On nous ment
Abandonnées par les facteurs, les boites à malle s’ennuient. On nous ment sur la vie, sur le monde, sur tout. Le béton, le bitume, le verre, le plastique nous tuent. Nous courons vers le gouffre les bras chargés d’emplettes. Nos achats laissent des morts, des ventres vides, des seringues éventrées, des traces de sang, des douilles et des déchets radioactifs. Les puits de pétrole crachent des morceaux d’hommes. On transporte la mort dans les attachés-cases. Vivre n’est plus qu’un commerce. On y bétonne la culture à coups de 1%. Une sculpture de Vaillancourt devant le Palais de Justice ne rend pas la justice plus juste. Quand les multinationales commanditent les universités, on favorise l’ignorance. Il ne faut plus penser. Il ne faut plus chanter sans permission, ça rend l’art public. Il n’est pas surprenant de perdre sa langue dans un décor de panneaux-réclames. Dans le domaine du savoir-vivre, les méthodes de calcul ont remplacé le cœur et dans celui du savoir-faire la qualité s’efface devant la quantité. On s’invente des salades en plastique pour justifier le pétrole, des valentins au cœur en chocolat, des marges de crédit pour les assis de la breloque. Lorsque les cotes d’écoute servent d’oreille, on n’entend plus chanter la source. On complique la vie des joueurs d’harmonica. On sert du caviar aux joueurs de poker.

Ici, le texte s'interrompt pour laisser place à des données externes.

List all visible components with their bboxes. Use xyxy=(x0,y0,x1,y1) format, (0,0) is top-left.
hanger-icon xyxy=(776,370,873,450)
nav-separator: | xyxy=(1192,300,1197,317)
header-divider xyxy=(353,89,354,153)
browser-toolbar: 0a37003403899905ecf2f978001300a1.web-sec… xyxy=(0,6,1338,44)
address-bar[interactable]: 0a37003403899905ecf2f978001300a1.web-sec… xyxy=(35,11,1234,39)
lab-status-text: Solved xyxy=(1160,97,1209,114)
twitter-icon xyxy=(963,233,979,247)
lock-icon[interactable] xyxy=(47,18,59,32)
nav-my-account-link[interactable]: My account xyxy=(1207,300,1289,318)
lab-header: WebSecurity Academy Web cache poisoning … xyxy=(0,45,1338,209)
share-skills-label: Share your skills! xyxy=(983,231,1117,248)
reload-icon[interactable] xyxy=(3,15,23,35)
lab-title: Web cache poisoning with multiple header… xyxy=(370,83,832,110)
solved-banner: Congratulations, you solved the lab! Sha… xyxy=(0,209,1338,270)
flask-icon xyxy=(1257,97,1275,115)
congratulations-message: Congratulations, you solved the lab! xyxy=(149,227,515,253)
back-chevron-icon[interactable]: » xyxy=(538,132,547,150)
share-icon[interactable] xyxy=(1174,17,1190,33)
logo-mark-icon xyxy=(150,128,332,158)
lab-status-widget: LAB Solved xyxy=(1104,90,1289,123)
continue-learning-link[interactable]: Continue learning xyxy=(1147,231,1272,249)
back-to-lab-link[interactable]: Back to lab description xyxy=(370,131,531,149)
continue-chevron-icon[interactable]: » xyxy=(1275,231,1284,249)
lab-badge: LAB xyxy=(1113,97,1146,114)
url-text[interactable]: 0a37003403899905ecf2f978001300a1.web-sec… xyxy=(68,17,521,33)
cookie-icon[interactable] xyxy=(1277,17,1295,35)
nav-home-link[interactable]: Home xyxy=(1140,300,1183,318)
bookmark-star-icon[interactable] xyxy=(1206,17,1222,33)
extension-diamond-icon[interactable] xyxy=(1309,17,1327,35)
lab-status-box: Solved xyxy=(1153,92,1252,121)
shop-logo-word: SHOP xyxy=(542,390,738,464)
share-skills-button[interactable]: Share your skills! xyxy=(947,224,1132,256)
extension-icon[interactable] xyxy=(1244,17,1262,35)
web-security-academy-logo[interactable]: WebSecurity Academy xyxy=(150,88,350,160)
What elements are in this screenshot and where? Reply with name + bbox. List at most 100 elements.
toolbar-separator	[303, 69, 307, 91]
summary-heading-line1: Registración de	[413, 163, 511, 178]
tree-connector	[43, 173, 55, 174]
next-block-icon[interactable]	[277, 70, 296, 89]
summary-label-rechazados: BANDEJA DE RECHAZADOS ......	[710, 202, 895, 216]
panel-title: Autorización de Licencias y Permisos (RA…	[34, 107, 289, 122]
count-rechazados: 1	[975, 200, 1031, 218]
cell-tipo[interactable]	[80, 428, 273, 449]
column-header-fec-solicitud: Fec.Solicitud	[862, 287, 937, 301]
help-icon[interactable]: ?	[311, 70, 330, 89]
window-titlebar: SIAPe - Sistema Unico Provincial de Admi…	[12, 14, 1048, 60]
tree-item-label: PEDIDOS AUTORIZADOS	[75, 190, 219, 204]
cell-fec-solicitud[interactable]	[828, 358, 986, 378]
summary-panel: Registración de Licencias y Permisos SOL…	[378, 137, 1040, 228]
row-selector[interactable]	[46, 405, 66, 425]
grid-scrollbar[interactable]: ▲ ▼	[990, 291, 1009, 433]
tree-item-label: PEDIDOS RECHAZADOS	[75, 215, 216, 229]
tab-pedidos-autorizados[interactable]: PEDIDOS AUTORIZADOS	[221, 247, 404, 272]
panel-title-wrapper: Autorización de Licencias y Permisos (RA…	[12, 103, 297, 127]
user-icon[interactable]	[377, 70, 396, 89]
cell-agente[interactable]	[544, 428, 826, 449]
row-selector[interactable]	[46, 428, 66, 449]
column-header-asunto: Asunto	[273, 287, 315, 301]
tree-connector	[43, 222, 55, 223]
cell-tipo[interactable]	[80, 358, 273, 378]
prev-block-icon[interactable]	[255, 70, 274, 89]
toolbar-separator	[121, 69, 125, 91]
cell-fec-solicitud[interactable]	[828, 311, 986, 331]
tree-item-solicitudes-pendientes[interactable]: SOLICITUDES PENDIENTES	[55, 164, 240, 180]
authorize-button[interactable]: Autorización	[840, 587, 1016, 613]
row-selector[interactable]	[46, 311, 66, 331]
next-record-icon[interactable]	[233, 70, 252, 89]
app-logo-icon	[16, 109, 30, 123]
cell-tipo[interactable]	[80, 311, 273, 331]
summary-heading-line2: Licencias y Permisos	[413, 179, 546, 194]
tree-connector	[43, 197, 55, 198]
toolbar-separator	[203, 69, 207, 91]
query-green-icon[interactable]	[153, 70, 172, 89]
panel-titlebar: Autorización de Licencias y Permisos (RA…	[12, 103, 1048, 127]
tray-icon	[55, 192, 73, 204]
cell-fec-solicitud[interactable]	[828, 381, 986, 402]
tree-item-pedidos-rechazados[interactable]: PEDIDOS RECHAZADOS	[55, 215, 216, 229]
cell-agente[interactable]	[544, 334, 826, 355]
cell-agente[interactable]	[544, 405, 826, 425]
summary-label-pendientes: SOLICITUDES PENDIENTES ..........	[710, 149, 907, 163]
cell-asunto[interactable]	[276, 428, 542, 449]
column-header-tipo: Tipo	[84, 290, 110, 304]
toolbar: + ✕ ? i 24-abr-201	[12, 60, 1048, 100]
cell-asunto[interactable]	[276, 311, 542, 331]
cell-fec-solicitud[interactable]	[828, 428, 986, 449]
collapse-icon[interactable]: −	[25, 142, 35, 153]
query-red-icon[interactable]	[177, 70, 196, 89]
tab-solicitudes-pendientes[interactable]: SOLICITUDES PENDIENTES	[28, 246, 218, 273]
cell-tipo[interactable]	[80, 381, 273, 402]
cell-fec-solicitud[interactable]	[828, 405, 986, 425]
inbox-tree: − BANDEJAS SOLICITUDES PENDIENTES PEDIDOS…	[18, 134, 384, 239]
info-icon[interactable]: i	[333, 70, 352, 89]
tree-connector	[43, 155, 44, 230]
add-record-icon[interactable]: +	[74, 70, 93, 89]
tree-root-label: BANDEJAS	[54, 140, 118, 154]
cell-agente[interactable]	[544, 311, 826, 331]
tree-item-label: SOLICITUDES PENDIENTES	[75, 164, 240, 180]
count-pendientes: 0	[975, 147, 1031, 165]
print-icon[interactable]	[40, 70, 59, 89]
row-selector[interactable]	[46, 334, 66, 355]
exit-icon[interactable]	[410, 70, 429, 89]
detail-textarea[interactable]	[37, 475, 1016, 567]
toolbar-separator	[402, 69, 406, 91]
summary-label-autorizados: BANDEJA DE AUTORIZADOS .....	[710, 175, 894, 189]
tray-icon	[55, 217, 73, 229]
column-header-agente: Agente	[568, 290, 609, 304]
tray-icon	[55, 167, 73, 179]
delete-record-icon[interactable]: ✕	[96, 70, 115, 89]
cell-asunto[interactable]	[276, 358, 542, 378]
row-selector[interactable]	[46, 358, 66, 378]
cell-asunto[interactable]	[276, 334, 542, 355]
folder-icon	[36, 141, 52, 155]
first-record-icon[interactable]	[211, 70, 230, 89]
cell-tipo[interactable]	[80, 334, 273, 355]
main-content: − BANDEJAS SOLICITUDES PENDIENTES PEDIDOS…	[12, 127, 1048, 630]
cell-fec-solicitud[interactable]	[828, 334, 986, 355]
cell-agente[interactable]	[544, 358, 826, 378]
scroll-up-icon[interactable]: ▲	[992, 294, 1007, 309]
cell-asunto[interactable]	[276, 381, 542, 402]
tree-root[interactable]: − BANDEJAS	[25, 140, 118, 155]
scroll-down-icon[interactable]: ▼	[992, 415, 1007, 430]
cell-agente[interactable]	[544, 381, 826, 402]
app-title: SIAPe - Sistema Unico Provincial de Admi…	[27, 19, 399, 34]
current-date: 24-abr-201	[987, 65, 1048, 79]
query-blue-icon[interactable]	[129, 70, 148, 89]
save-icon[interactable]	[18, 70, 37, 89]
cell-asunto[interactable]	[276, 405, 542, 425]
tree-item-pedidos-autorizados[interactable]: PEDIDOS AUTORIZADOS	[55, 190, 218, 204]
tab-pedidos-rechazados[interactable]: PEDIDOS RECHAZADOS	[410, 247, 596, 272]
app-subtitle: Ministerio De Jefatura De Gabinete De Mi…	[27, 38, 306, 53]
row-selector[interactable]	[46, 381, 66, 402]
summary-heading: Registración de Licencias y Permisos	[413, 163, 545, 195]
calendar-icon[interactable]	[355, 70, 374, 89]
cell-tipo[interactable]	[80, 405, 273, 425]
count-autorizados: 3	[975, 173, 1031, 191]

Ceux qui gèrent nos biens ne nous laissent que les dettes et s’engraissent du reste. Parler de guerre à un homme d’affaires, un intégriste, un soldat est un pléonasme. Parler de droits sociaux à un policier, un sénateur, un banquier est une contradiction. On rase les boisés. On assèche les marais pour construire des condos inaccessibles à la majorité. On laisse pour les jardins communs une terre contaminée. Pour les dirigeants de la planète, on n’est pas loin de la perfection quand tout le monde se hait. Ça fait de l’argent pour les soldats, de la chair à canon, une maille de plus à la chaîne de montage. On ne distingue plus le vendeur du voleur, le holding du hold-up, le truand du policier. On complète le bras du Seigneur avec un revolver, celui d’Allah par un détonateur. Avec leurs fonds de retraite, le troupeau des épargnants passe à la caisse comme une vache d’abattoir. Le capitalisme est simple à comprendre : plus on achète, plus on doit travailler, le minimum de salaire engendre le maximum de profit, les petits paniers rapetissent et les grosses poches engraissent. Entre l’avoir en trop et le manque à gagner, le paradis fiscal et l’enfer des dettes, la banque passe la gratte.
L’eau se terre comme une bête pour échapper aux barrages de béton. Elle se bat pour rester nue. Une vie de fer-blanc n’a que la rouille pour espoir. Il faut trouver la fente, la faille, la fêlure. La terre survivra-t-elle à force de racines ? Le corps parle une langue que nous n’entendons plus. Nous faudra-t-il réinventer la vie ? L’inimaginable bat du cœur sous la poitrine de l’aube. Le muet qui m’habite à repris la parole. Ses gestes sont des sons, des syllabes, des phrases en accolade, des tatouages d’air. Ses mains disent le cœur. Il vient à vous par les couleurs. Un gramme d’herbe sous la langue se dresse dans ses mots. La toiture est légère dans la demeure d’un verger. Un vol d’oiseau suffit pour accueillir le ciel. Il faut vivre comme on se jette à l’eau. Les réponses apparaissent au-delà des questions. Ce qui dépasse l’entendement mène plus loin que la technologie. La vie n’a pas de sens. Le sens est en chacun. On ne peut pas vivre sans respirer et c’est nous qui soufflons. Je ne connais pas le petit a, le petit b, le petit c, à peine les majuscules. Dans un mot, chaque minuscule est un géant sur le chemin des phrases. Les syllabes forment une main transportant tout le poids des images.